Driven

“Are we there yet?”

“Are we there yet?”

Rated 5.0

Every once in a great, long while a movie comes along that doubly astonishes you—first that anybody would even think to try it, and second that they managed to pull it off. Writer-director Steven Knight’s Locke is one of those movies.

Tom Hardy plays Ivan Locke, a construction foreman in Birmingham, England. As the movie opens, Locke climbs into his SUV and drives away from his construction site. At the first intersection, he signals for a left turn, then suddenly changes his mind and turns right. He’s made a snap decision, which, as the next 85 minutes make clear, is going to change his whole life. Will it be for better or worse? I have my own ideas, but that’s a question that is likely to drive post-screening discussion of Locke for decades to come.

On one level—by far the simplest—Locke is a bravura stunt, brilliantly executed. Once Locke turns the key in the ignition, the entire movie takes place in that car, and Ivan Locke’s face is the only one we see.

But he’s not the only character we meet: Locke is heading to London, and he spends the entire 101-mile trip juggling calls on his hands-free cellphone. Locke is expected home for dinner and to watch an important soccer match with his teenage sons. He’s expected at work the next morning to oversee the most important job of his career, a massive concrete pour beyond anything ever seen in Europe. But his presence is demanded in London, and that’s where he’s decided to go.

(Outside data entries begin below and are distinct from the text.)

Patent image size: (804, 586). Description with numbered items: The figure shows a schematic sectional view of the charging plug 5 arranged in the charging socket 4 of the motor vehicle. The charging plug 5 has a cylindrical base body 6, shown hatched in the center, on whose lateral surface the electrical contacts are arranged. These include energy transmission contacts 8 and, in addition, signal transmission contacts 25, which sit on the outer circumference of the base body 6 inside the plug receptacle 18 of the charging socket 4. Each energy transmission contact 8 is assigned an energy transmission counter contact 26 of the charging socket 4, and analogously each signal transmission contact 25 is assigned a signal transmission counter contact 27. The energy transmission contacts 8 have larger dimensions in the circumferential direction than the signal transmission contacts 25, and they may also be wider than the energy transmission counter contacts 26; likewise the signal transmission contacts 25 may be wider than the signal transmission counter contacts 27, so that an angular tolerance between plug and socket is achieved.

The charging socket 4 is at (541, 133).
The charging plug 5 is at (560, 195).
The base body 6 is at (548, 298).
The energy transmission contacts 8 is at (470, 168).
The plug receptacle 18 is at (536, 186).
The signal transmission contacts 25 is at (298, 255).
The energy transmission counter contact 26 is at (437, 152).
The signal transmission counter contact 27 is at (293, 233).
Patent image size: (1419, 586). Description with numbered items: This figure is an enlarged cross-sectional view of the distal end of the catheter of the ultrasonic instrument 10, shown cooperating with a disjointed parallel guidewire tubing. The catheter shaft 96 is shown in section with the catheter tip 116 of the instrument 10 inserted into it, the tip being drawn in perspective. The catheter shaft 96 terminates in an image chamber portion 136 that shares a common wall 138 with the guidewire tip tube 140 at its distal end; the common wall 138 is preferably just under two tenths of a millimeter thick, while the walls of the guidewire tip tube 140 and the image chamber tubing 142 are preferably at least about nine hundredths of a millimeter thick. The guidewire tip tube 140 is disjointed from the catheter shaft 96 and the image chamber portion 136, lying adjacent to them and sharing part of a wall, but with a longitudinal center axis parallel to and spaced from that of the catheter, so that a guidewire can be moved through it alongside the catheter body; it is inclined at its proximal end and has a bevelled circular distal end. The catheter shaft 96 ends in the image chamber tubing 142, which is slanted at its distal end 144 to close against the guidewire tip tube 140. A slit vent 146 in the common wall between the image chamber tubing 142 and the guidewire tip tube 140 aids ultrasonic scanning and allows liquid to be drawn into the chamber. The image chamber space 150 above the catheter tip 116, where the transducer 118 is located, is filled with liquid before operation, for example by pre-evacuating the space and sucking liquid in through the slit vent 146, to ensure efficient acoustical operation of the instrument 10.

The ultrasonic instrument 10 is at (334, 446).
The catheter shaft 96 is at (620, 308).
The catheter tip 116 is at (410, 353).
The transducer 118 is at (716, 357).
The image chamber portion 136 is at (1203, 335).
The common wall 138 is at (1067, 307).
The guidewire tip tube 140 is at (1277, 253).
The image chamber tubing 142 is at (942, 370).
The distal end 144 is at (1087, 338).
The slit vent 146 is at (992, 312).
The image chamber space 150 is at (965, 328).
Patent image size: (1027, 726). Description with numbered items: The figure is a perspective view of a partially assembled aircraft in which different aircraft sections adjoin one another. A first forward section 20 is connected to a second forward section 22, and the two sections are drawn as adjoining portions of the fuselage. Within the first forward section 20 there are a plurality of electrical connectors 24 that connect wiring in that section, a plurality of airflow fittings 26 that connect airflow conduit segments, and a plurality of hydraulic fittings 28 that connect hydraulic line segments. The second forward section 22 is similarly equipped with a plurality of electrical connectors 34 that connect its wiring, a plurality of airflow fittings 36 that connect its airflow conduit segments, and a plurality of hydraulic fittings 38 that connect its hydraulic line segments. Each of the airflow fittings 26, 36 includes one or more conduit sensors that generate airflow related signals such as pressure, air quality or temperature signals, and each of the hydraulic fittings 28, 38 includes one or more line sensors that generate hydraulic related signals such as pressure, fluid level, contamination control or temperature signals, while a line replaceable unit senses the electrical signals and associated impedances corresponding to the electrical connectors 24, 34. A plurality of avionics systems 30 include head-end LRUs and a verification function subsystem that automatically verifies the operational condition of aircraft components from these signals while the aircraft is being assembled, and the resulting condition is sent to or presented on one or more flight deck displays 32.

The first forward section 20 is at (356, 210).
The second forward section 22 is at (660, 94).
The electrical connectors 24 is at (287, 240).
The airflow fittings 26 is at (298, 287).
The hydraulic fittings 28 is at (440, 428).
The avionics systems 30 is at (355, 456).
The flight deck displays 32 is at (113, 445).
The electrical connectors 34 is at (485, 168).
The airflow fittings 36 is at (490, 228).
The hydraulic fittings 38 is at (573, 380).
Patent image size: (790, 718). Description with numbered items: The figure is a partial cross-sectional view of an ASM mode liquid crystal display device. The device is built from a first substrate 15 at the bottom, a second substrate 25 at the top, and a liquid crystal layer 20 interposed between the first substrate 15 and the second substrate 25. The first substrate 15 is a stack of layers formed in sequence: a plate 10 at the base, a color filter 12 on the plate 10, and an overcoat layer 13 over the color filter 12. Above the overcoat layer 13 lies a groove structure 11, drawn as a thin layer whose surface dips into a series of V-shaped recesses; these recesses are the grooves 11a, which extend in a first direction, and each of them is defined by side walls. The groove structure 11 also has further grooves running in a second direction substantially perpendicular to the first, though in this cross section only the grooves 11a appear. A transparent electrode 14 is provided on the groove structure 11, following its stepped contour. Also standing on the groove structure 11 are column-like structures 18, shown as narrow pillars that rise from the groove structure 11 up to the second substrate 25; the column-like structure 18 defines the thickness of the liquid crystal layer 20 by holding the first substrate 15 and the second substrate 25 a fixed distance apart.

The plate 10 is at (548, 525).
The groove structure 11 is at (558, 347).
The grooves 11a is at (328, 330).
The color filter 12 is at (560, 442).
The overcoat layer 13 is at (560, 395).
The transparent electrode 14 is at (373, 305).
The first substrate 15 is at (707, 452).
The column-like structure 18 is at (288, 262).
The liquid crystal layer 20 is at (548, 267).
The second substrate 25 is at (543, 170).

As these phone calls proliferate, we learn the kind of man Locke is, what has brought him to this night on this rainy English highway, and we get a glimpse of what his life will be like when his night’s driving is over.

We also learn more than we ever thought we wanted to know about the ins and outs of pouring concrete. That these passages are riveting, even when the talk between Locke and his co-workers becomes most arcanely technical, is a tribute to both Knight’s writing and and Tom Hardy’s performance, which is simply brilliant.

Even these passages give us insight into the rest of Locke’s life. He’s a conscientious man, and we hear it when he talks about the importance of pouring that concrete exactly right: “If the concrete at the base of my building is cracked, if it slips half-an-inch, cracks appear. Cracks appear, and they will grow and grow, and one day the whole thing will collapse. You make one mistake, one little fucking mistake, and the whole world comes crashing down around you!”

The irony of this speech is wasted on Locke, but it’s not wasted on us. Because he’s made that “one little fucking mistake”—in every sense of the F-word—and what we are watching is the appearance of those cracks, and the beginnings of Locke’s world coming crashing down around him.

It’s this spectacle that rivets us, even beyond the sheer technical challenge of mounting the movie itself. For the record, it was rehearsed and filmed in less than two weeks, shot almost in real time, with three cameras in and on the car with Hardy (Haris Zambarloukos’ cinematography is almost abstractly beautiful), while the voice actors spoke on the phone from a nearby hotel. Since the voices are so crucial and so well-done, they deserve mention even though their faces never appear: Ruth Wilson as Locke’s wife Katrina, going from confused to shattered to furious; Ben Daniels as Gareth, Locke’s boss, identfied on his phone screen as “Bastard”; Andrew Scott as Donal, the alcoholic underling terrified at Locke’s having left him in charge; and Olivia Colman as Bethan, Locke’s needy, neurotic partner in a drunken one-night stand that has led to the present crisis.

One character who never appears even on the phone, but whose presence we feel almost as keenly, is Locke’s despised absentee father. It is Locke’s determination not to repeat his father’s abandonment of him that has led to this crisis. In Hardy’s subtle hands, Locke is a good and decent man, and he is doing exactly the wrong thing for all the right reasons. In his resolve to be completely unlike his father, this good man’s conscience is driving him to do exactly what his father did. Sadly, that irony too is lost on him.